Construction of nanoporous Mo2C shell/MoO3 core composite by converting MoO3 and its superior performance in lithium sulfur battery

Abstract

• Mo 2 C/MoO 3 prepared by the combination of synthesis of MoO 3 particle and its surface conversion (reduction and carbonization) to Mo 2 C. • Mo 2 C/MoO 3 -modified separator. • Wasted CFRP acts as the carbon source for Mo 2 C, and CF is simultaneously reclaimed. • The core–shell structured Mo 2 C/MoO 3 has high capability to anchor LiPS and prompt the electrochemistry of S. • The Li-S battery with Mo 2 C/MoO 3 -modified separator owns excellent electrochemical performance.
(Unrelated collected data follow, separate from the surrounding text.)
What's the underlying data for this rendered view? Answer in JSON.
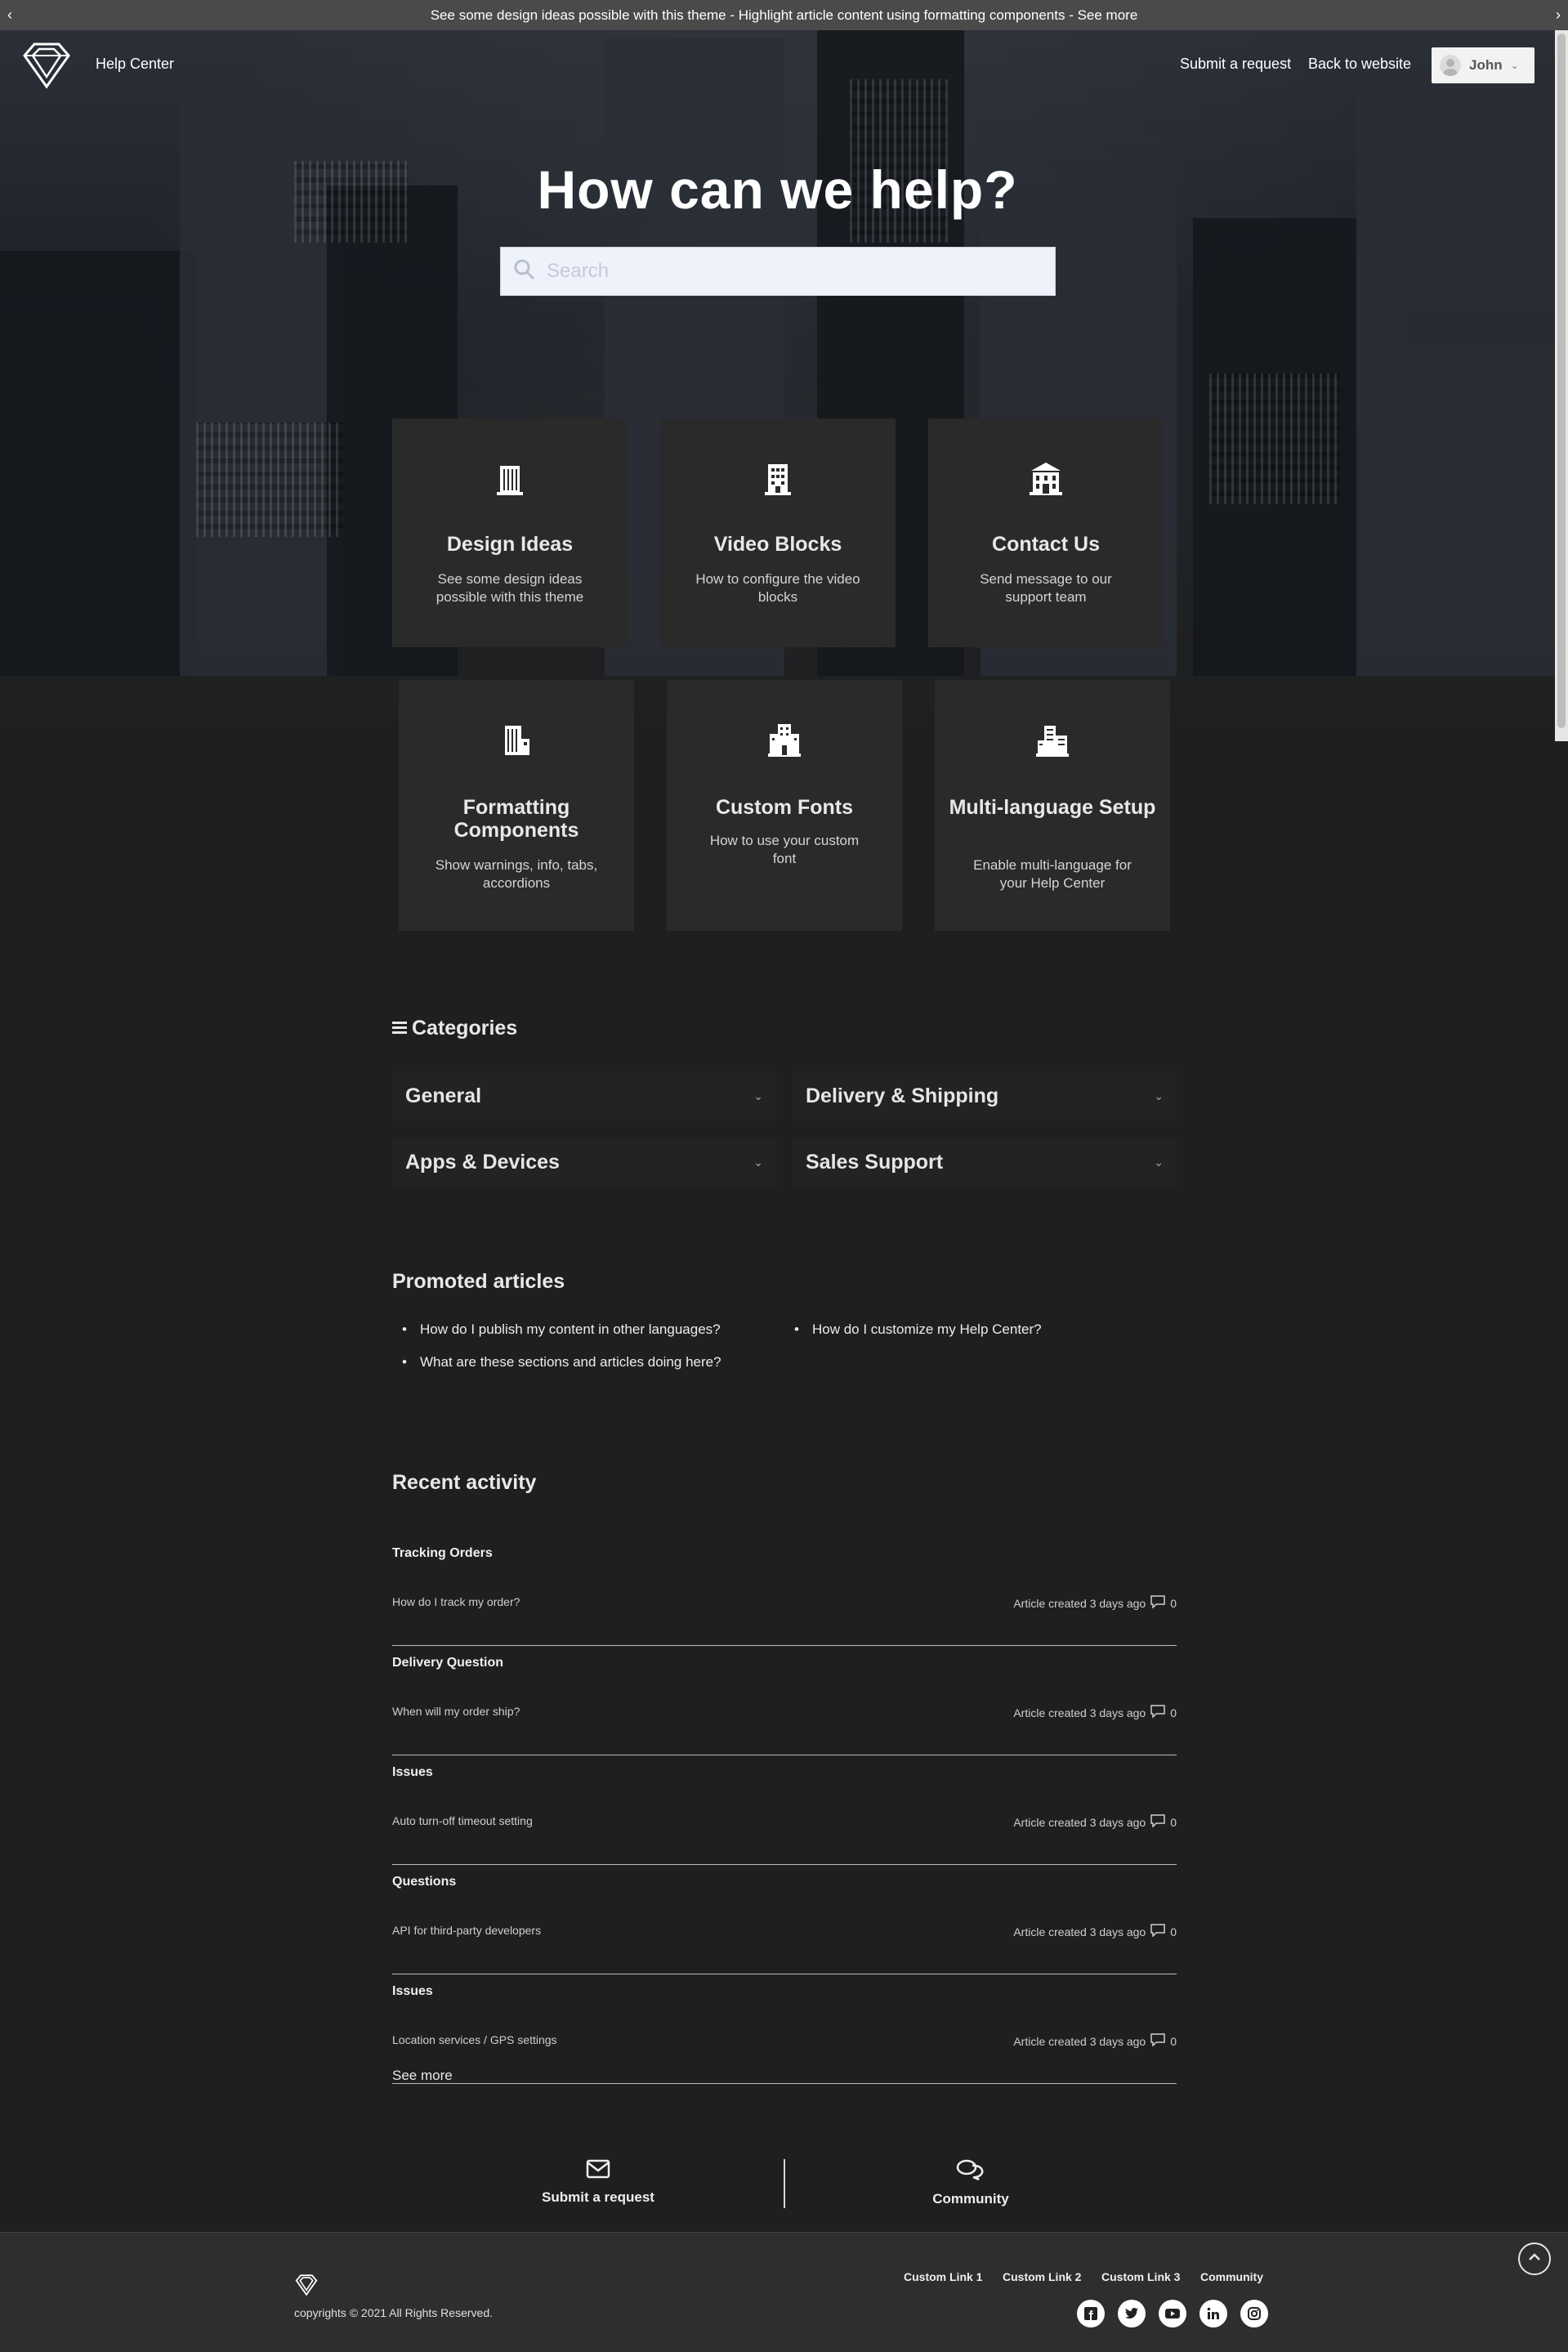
{
  "announcement": {
    "text": "See some design ideas possible with this theme - Highlight article content using formatting components - See more",
    "prev_arrow": "‹",
    "next_arrow": "›"
  },
  "header": {
    "logo_icon": "diamond-logo-icon",
    "help_center_label": "Help Center",
    "submit_request": "Submit a request",
    "back_to_website": "Back to website",
    "user_name": "John",
    "user_caret": "⌄"
  },
  "hero": {
    "title": "How can we help?",
    "search_placeholder": "Search"
  },
  "cards": [
    {
      "icon": "building-icon",
      "title": "Design Ideas",
      "desc": "See some design ideas possible with this theme"
    },
    {
      "icon": "office-building-icon",
      "title": "Video Blocks",
      "desc": "How to configure the video blocks"
    },
    {
      "icon": "bank-building-icon",
      "title": "Contact Us",
      "desc": "Send message to our support team"
    },
    {
      "icon": "tower-building-icon",
      "title": "Formatting Components",
      "desc": "Show warnings, info, tabs, accordions"
    },
    {
      "icon": "city-building-icon",
      "title": "Custom Fonts",
      "desc": "How to use your custom font"
    },
    {
      "icon": "complex-building-icon",
      "title": "Multi-language Setup",
      "desc": "Enable multi-language for your Help Center"
    }
  ],
  "categories": {
    "heading": "Categories",
    "items": [
      {
        "label": "General"
      },
      {
        "label": "Delivery & Shipping"
      },
      {
        "label": "Apps & Devices"
      },
      {
        "label": "Sales Support"
      }
    ],
    "chevron": "⌄"
  },
  "promoted": {
    "heading": "Promoted articles",
    "items": [
      "How do I publish my content in other languages?",
      "How do I customize my Help Center?",
      "What are these sections and articles doing here?"
    ]
  },
  "recent": {
    "heading": "Recent activity",
    "items": [
      {
        "parent": "Tracking Orders",
        "article": "How do I track my order?",
        "meta": "Article created 3 days ago",
        "comments": "0"
      },
      {
        "parent": "Delivery Question",
        "article": "When will my order ship?",
        "meta": "Article created 3 days ago",
        "comments": "0"
      },
      {
        "parent": "Issues",
        "article": "Auto turn-off timeout setting",
        "meta": "Article created 3 days ago",
        "comments": "0"
      },
      {
        "parent": "Questions",
        "article": "API for third-party developers",
        "meta": "Article created 3 days ago",
        "comments": "0"
      },
      {
        "parent": "Issues",
        "article": "Location services / GPS settings",
        "meta": "Article created 3 days ago",
        "comments": "0"
      }
    ],
    "see_more": "See more"
  },
  "bottom_links": {
    "submit": "Submit a request",
    "community": "Community"
  },
  "footer": {
    "copyright": "copyrights © 2021 All Rights Reserved.",
    "links": [
      "Custom Link 1",
      "Custom Link 2",
      "Custom Link 3",
      "Community"
    ],
    "social": [
      "facebook-icon",
      "twitter-icon",
      "youtube-icon",
      "linkedin-icon",
      "instagram-icon"
    ]
  },
  "colors": {
    "page_bg": "#1f1f1f",
    "card_bg": "#2a2a2a",
    "announcement_bg": "#4a4a4a",
    "footer_bg": "#2e2e2e"
  }
}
The lithium-sulfur (Li-S) battery is a promising energy storage device in the future. However, its performance is strongly affected by the shuttle effect and inherent sluggish kinetics. Herein, Mo 2 C/MoO 3 -modified separator is constructed, in which MoO 3 particles are derived by the decomposition of Mo source and simultaneously their surfaces are converted (reduced and carbonized) into Mo 2 C, i.e., Mo 2 C shell/MoO 3 core. In addition, the resin matrix of the waste CFRP (Carbon fiber reinforced polymer) acts as the carbon source for the change from MoO 3 to Mo 2 C, while CF is claimed from CFRP. The synergistic effect of conductive Mo 2 C-shell and polar MoO 3 -core anchors lithium polysulfide to promote the conversion of sulfur. Benefited from block effect on the soluble lithium polysulfide (LiPS) and catalytic effect on sulfur, Li-S battery with Mo 2 C/MoO 3 -modified separator owns excellent electrochemical performance: A high initial discharge specific capacity of 1288 mAh g −1 at 0.2C and an initial capacity of 670 mAh g −1 at 4C, as well as the average decay rate per cycle of 0.039% over 250 times.